Die Dänen haben zwei Erklärungen dafür: mildere Krankheitsverläufe bei Omikron-Infektionen und die im Land sehr hohen Impfzahlen. Mehr als vier Fünftel der Gesamtbevölkerung von knapp sechs Millionen Menschen verfügen über den Impf-Grundschutz gegen Covid-19. 60 Prozent haben auch schon ihre Auffrischdosis erhalten. Der Impfstoff habe sich als "Superwaffe" erwiesen, sagte Frederiksen. Die Zahlen der Neuinfektionen und der Krankenhauseinlieferungen haben sich voneinander entkoppelt.
Kaum jemand trägt mehr Maske
"Wir sind durch die kritische Phase durch", so Frederiksen. "Wir sagen "Auf Wiedersehen" zu den Beschränkungen und "Willkommen" zu dem Leben, das wir vor Corona kannten." Die große Willkommensfeier blieb in der kalten Nacht zum Dienstag aus. Auch am verregneten Vormittag gab es in der Hauptstadt Kopenhagen keine größeren Jubelszenen, trotzdem war vieles anders: Läden in der Innenstadt hatten die meisten Corona-Hinweise entfernt, Masken trug kaum jemand mehr.
In der Fußgängerzone des Städtchens Aabenraa (Apenrade) nahe der Grenze zu Deutschland war von der Aufhebung noch wenig zu spüren. Bei Nieselregen und Kälte bummelten nur wenige durch Straßen und Geschäfte. Ganz weg waren die Deutschen auch in den vergangenen Monaten nicht. Die Direktorin von Business Aabenraa, Helle Malene Kjølsen Olsen, verspricht sich jedoch weiteren Zuwachs. "Ich hoffe, dass viele Deutsche die Gelegenheit nutzen, ohne Restriktionen die Geschäfte, Restaurants und Discos wieder zu besuchen."

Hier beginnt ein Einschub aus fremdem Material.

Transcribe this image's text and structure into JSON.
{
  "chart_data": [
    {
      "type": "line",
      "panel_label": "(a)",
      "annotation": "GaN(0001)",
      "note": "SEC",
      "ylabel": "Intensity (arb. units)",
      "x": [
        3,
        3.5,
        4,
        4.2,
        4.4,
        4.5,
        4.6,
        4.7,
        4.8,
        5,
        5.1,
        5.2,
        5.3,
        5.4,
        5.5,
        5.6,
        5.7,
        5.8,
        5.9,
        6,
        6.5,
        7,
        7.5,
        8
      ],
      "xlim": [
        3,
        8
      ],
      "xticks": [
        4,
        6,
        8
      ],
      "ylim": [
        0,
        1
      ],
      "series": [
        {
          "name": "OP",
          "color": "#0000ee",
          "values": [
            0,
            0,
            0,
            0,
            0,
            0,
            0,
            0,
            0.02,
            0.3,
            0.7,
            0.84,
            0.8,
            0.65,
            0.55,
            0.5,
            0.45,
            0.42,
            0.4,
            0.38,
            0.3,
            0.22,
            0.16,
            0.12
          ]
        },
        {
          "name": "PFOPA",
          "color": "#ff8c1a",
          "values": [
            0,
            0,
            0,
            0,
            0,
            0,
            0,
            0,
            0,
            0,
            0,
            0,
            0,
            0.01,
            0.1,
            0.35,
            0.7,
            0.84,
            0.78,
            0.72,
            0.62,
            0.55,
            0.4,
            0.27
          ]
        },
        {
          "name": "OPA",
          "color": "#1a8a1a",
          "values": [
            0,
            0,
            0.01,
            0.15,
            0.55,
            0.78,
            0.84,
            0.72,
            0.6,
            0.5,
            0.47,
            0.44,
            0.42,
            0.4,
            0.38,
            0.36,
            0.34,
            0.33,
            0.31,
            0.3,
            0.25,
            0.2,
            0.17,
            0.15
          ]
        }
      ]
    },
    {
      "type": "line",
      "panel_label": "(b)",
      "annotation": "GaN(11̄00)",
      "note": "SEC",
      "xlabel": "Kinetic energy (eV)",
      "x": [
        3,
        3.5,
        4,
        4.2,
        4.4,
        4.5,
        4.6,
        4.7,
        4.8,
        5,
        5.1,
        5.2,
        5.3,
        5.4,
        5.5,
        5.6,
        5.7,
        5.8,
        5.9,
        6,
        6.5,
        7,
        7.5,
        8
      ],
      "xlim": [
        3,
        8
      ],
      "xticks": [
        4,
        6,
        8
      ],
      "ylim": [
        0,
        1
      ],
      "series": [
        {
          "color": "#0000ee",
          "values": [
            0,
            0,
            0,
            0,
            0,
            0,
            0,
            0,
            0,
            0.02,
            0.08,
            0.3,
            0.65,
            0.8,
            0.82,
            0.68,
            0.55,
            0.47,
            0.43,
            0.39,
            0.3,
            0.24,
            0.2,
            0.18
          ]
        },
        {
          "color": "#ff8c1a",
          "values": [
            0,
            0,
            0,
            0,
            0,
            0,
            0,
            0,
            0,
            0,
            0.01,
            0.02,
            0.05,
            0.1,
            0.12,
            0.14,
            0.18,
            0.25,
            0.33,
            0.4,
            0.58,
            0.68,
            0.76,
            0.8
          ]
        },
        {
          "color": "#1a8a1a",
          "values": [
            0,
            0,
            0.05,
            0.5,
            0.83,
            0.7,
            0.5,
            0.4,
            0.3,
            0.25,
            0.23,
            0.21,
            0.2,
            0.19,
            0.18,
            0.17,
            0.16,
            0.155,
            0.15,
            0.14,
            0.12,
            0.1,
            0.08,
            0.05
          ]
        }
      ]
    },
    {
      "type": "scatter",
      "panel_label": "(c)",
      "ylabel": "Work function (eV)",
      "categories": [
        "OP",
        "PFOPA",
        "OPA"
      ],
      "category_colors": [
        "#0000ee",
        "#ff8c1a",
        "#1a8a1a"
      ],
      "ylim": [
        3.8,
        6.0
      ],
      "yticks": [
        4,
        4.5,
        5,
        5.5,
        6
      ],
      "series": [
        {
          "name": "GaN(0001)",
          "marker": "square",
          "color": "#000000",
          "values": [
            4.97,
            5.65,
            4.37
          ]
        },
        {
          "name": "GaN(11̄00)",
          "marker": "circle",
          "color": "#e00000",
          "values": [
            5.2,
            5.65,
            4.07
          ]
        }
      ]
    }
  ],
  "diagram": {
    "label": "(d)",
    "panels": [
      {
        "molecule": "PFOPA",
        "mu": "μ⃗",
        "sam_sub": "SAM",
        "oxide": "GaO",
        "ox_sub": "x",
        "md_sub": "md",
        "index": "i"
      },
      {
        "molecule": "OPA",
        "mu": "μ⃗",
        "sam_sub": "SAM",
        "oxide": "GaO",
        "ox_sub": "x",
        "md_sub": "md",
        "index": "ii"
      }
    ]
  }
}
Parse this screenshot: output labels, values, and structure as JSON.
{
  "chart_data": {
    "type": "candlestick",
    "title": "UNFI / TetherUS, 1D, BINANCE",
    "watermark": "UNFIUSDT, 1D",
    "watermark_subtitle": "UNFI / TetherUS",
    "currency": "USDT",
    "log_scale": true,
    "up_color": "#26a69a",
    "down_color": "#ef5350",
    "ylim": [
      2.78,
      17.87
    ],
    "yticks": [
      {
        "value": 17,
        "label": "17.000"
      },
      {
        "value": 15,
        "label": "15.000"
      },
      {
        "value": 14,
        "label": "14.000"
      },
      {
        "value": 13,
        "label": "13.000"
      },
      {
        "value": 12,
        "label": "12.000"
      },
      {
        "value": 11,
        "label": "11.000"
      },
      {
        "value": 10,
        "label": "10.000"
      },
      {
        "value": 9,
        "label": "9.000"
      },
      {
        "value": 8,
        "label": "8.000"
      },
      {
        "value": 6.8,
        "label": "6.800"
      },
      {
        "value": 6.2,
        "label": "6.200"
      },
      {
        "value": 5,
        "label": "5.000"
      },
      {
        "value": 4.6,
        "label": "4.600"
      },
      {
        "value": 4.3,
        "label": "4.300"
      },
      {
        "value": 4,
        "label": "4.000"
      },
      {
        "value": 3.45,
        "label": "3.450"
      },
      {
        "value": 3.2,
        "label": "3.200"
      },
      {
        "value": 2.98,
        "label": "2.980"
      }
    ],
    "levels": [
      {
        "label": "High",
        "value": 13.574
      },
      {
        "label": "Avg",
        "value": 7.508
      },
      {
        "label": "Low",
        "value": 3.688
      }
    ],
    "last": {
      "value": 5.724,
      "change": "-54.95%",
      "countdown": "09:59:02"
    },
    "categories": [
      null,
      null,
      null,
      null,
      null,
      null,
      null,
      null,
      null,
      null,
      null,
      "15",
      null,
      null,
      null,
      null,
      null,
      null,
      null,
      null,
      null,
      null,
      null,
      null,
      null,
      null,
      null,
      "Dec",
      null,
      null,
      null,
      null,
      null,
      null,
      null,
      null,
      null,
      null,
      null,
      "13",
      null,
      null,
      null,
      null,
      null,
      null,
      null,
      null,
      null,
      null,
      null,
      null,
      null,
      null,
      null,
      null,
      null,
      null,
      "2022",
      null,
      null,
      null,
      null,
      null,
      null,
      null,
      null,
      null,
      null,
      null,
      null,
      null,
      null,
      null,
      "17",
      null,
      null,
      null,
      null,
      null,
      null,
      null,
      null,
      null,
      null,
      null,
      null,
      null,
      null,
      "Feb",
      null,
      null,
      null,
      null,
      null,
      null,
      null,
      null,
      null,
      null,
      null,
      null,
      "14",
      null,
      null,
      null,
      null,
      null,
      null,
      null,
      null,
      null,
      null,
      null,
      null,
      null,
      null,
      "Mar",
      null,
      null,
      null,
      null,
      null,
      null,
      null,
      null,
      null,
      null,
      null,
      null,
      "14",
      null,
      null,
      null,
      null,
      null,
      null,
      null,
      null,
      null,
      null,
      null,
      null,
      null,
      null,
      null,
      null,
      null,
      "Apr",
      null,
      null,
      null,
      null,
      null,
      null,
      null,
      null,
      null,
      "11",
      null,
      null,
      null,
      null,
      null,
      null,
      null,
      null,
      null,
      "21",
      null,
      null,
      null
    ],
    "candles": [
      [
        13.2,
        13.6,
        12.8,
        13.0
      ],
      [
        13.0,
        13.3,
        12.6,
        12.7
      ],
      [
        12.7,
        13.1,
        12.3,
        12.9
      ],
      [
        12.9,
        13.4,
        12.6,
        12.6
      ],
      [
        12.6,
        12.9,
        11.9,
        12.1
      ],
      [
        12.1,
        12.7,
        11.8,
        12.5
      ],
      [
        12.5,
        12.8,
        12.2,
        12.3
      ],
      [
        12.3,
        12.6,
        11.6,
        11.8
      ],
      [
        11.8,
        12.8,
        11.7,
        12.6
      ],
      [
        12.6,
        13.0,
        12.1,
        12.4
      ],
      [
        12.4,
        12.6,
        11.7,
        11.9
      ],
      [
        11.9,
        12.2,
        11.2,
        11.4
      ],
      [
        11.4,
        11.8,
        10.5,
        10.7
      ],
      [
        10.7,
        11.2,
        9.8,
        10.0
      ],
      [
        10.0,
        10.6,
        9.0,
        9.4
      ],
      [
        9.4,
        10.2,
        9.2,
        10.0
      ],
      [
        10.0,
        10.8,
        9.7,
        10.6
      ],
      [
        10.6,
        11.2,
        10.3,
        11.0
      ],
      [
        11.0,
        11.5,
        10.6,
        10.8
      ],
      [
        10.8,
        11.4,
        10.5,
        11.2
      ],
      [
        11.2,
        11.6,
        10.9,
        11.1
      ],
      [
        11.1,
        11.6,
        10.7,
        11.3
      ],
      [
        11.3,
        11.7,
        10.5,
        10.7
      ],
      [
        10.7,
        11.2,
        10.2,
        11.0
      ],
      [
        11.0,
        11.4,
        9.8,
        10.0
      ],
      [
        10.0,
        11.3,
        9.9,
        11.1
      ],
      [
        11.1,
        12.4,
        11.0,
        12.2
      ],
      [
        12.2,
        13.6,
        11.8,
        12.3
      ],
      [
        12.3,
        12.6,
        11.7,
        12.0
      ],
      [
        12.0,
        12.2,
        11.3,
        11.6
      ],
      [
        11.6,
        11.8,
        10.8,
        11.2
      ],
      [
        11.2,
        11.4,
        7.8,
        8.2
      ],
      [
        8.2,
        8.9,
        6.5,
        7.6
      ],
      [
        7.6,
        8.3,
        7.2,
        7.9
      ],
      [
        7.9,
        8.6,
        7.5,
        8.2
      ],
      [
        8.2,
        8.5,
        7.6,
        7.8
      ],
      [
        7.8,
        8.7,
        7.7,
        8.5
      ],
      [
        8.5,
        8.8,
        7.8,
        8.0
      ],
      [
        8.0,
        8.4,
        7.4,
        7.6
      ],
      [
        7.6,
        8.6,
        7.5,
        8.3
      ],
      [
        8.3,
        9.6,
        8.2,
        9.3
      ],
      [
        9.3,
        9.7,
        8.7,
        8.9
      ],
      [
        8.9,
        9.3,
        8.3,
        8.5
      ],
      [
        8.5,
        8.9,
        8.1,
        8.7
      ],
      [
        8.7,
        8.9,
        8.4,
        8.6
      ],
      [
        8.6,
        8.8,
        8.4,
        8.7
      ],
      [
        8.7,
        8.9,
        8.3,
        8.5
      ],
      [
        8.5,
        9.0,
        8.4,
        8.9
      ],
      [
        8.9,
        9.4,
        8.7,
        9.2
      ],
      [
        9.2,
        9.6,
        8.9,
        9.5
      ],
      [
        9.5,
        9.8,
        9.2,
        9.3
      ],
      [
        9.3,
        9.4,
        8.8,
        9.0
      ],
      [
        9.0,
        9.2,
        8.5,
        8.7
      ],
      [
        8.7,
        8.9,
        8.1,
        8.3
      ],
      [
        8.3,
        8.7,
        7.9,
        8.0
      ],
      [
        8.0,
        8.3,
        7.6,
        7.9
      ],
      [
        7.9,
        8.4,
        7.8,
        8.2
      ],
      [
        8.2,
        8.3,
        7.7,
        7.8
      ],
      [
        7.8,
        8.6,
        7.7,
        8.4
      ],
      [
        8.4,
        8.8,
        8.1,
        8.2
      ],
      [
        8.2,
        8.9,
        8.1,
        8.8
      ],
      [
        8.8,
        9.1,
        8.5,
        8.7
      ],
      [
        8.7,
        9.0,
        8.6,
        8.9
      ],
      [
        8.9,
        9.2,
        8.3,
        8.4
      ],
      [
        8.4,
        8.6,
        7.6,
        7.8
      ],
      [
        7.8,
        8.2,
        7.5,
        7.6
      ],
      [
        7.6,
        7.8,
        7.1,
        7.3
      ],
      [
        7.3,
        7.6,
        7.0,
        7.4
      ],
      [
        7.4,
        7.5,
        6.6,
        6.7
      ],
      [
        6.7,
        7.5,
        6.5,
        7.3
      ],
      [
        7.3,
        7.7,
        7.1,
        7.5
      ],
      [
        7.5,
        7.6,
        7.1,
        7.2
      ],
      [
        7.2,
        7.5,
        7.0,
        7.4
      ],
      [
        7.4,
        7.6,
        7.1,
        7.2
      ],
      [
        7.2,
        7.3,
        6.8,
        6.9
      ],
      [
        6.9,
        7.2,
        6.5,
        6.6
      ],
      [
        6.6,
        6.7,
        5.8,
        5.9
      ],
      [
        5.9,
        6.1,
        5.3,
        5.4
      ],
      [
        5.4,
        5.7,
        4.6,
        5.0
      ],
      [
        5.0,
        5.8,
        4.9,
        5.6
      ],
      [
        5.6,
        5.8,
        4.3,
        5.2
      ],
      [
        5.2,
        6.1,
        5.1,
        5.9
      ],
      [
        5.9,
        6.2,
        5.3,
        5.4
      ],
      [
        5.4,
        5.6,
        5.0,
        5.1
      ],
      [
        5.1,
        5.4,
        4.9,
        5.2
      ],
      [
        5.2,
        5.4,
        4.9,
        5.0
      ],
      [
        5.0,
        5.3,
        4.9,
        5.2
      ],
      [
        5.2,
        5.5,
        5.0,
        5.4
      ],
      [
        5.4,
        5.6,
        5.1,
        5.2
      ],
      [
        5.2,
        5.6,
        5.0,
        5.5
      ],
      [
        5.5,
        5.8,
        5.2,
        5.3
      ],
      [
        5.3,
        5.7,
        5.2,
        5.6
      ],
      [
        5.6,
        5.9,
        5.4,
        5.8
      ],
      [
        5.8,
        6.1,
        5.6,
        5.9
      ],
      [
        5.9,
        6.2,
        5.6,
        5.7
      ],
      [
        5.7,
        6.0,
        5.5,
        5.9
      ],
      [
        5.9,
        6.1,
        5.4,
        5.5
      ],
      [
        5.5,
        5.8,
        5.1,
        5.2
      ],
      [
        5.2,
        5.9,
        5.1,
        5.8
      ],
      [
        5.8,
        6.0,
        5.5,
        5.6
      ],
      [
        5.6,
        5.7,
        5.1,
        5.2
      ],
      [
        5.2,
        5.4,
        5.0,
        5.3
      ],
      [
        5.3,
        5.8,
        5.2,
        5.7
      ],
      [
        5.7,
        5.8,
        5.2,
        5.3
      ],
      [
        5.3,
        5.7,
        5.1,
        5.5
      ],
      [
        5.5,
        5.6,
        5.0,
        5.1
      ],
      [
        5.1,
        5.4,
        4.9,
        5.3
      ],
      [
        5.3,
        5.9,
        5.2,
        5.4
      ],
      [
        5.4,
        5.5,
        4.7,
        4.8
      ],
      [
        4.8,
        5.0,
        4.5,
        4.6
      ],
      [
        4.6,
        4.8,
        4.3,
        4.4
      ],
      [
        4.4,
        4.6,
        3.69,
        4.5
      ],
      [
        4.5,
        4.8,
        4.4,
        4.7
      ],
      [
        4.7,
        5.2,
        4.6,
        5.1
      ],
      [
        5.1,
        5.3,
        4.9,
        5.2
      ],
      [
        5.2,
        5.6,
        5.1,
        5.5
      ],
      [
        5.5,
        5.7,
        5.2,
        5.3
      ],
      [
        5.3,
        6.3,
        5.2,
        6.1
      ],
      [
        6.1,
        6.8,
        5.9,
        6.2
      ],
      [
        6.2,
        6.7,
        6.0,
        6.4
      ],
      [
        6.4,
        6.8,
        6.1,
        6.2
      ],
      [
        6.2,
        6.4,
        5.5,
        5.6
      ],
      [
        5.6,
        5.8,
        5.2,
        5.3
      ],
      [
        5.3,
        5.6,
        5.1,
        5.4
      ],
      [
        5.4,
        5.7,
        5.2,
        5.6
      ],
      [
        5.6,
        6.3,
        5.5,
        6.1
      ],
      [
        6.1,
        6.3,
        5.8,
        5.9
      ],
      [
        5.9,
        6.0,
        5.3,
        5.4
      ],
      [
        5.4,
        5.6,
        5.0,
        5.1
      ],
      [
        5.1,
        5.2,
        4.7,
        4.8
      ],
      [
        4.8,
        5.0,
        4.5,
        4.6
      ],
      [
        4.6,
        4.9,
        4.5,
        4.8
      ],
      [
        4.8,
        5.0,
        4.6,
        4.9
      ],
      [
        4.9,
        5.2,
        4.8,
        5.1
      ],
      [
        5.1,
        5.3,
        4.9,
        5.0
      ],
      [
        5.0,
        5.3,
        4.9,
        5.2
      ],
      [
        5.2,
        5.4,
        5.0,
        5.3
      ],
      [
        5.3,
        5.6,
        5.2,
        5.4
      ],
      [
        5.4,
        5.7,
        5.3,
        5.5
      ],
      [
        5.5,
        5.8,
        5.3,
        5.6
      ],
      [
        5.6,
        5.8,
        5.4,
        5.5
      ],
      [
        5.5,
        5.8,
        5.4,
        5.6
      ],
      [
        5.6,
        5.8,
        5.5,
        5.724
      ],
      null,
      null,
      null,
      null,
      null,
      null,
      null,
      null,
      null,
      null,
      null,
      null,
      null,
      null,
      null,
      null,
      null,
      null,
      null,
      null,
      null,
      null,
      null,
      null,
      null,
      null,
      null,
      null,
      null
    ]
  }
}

Ob nun weniger Dänen zum Einkaufen nach Schleswig-Holstein kommen, muss sich zeigen. Auf den Parkplätzen vor Supermärkten in Flensburg standen am Dienstag weiter Autos mit dänischen Kennzeichen. Viele Dänen aus der Grenzregion werden vermutlich weiterhin Maskenpflicht und weitere Beschränkungen in Kauf nehmen, um in Deutschland günstiger einkaufen zu können.
Dänemark hatte im September schon einmal alle Beschränkungen aufgehoben. Dann stiegen die Neuinfektionszahlen aber wieder, weshalb die Restriktionen wieder eingeführt wurden. Am Dienstag lag die Zahl bei mehr als 45.000 neuen Fällen. Vereinzelte Einreiseregeln vor allem für Ungeimpfte bleiben bestehen. Krankenhäuser und Pflegeheimen sollen von Besuchern zudem den Gebrauch von Masken und Corona-Pass verlangen, um Schutzbedürftige und Ältere zu schützen.